Amtrak Vermonter Resumes Southbound Runs; More Cleanup to Do at Derailment Site

Service on the southbound Amtrak Vermonter resumed Friday morning through Vermont, four days after a passenger train derailment that injured seven people and saw rail passengers taking buses to Massachusetts or Connecticut to catch trains further down the line.

"That's a relief, yes," said Jenny Lunn, a visitor to Vermont from England who was glad rail travel was returning to normal. "I prefer the train for looking at scenery rather than traveling by road or coach. I like to go through the heart of the countryside."

Monday morning, the Vermonter's cars were violently thrown off course when the locomotive slammed into boulders that fell from a crumbling rock ledge and onto the rail bed in Northfield. Gov. Peter Shumlin, D-Vermont, described the rock fall as a freak act of nature.

Seven people on board were hurt when the train struck the rocks; none gravely.

Vermont Train Derailment

"That's definitely good," said Cody Mannigan, a Champlain College student traveling to New Jersey for the weekend. "I'm thankful that no one got seriously hurt."

A news crew from necn purchased a ticket on the southbound Vermonter Friday to see what travel was like through the Northfield stretch of track. Approaching the trouble spot, where those huge chunks of stone fell, the engineer slowed to 10 miles per hour. The rail bed showed obvious signs of repair.

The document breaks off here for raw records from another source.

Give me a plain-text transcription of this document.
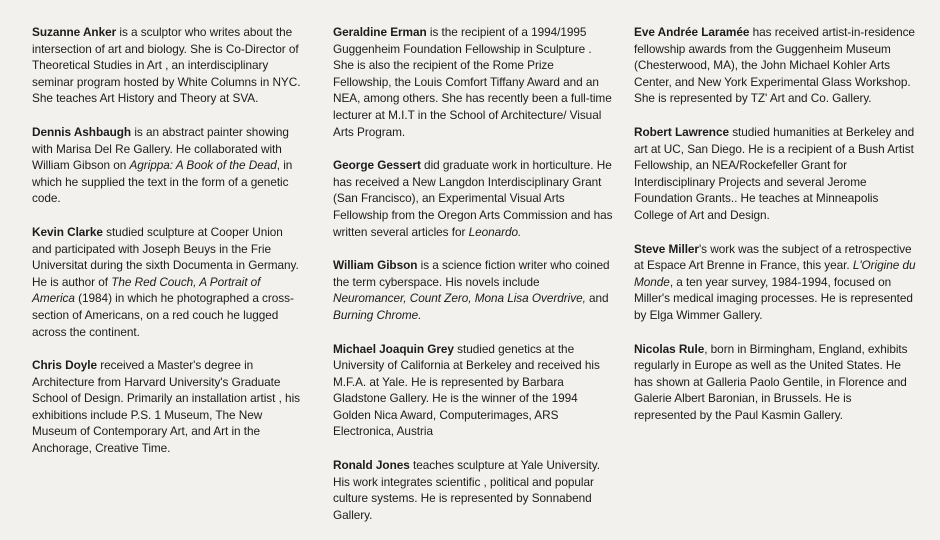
Suzanne Anker is a sculptor who writes about the intersection of art and biology. She is Co-Director of Theoretical Studies in Art , an interdisciplinary seminar program hosted by White Columns in NYC. She teaches Art History and Theory at SVA.

Dennis Ashbaugh is an abstract painter showing with Marisa Del Re Gallery. He collaborated with William Gibson on Agrippa: A Book of the Dead, in which he supplied the text in the form of a genetic code.

Kevin Clarke studied sculpture at Cooper Union and participated with Joseph Beuys in the Frie Universitat during the sixth Documenta in Germany. He is author of The Red Couch, A Portrait of America (1984) in which he photographed a cross-section of Americans, on a red couch he lugged across the continent.

Chris Doyle received a Master's degree in Architecture from Harvard University's Graduate School of Design. Primarily an installation artist , his exhibitions include P.S. 1 Museum, The New Museum of Contemporary Art, and Art in the Anchorage, Creative Time.

Geraldine Erman is the recipient of a 1994/1995 Guggenheim Foundation Fellowship in Sculpture . She is also the recipient of the Rome Prize Fellowship, the Louis Comfort Tiffany Award and an NEA, among others. She has recently been a full-time lecturer at M.I.T in the School of Architecture/ Visual Arts Program.

George Gessert did graduate work in horticulture. He has received a New Langdon Interdisciplinary Grant (San Francisco), an Experimental Visual Arts Fellowship from the Oregon Arts Commission and has written several articles for Leonardo.

William Gibson is a science fiction writer who coined the term cyberspace. His novels include Neuromancer, Count Zero, Mona Lisa Overdrive, and Burning Chrome.

Michael Joaquin Grey studied genetics at the University of California at Berkeley and received his M.F.A. at Yale. He is represented by Barbara Gladstone Gallery. He is the winner of the 1994 Golden Nica Award, Computerimages, ARS Electronica, Austria

Ronald Jones teaches sculpture at Yale University. His work integrates scientific , political and popular culture systems. He is represented by Sonnabend Gallery.

Eve Andrée Laramée has received artist-in-residence fellowship awards from the Guggenheim Museum (Chesterwood, MA), the John Michael Kohler Arts Center, and New York Experimental Glass Workshop. She is represented by TZ' Art and Co. Gallery.

Robert Lawrence studied humanities at Berkeley and art at UC, San Diego. He is a recipient of a Bush Artist Fellowship, an NEA/Rockefeller Grant for Interdisciplinary Projects and several Jerome Foundation Grants.. He teaches at Minneapolis College of Art and Design.

Steve Miller's work was the subject of a retrospective at Espace Art Brenne in France, this year. L'Origine du Monde, a ten year survey, 1984-1994, focused on Miller's medical imaging processes. He is represented by Elga Wimmer Gallery.

Nicolas Rule, born in Birmingham, England, exhibits regularly in Europe as well as the United States. He has shown at Galleria Paolo Gentile, in Florence and Galerie Albert Baronian, in Brussels. He is represented by the Paul Kasmin Gallery.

An necn camera captured video of a train's wheelset near the site of the collision with the boulders. Video also showed small trees that had been knocked down when the cars careened off course, pieces of rock that have been moved aside, and shots down a steep embankment where the locomotive was visible, still on its side. The railroad is working on how to get it out of there, transportation officials have said.

Five passenger cars have already been removed, and were sitting Friday near the train station in Montpelier. The rear three cars did not show many outward signs of damage, but the two in front appeared badly banged up. Mangled metal, busted windows, dents and scrapes, and all sorts of damage to the undersides of the cars still appear to be a big mess to deal with.

But for now, Gov. Shumlin has said he is glad the Vermonter is back "in advance of what should a great weekend to see Vermont's world famous foliage."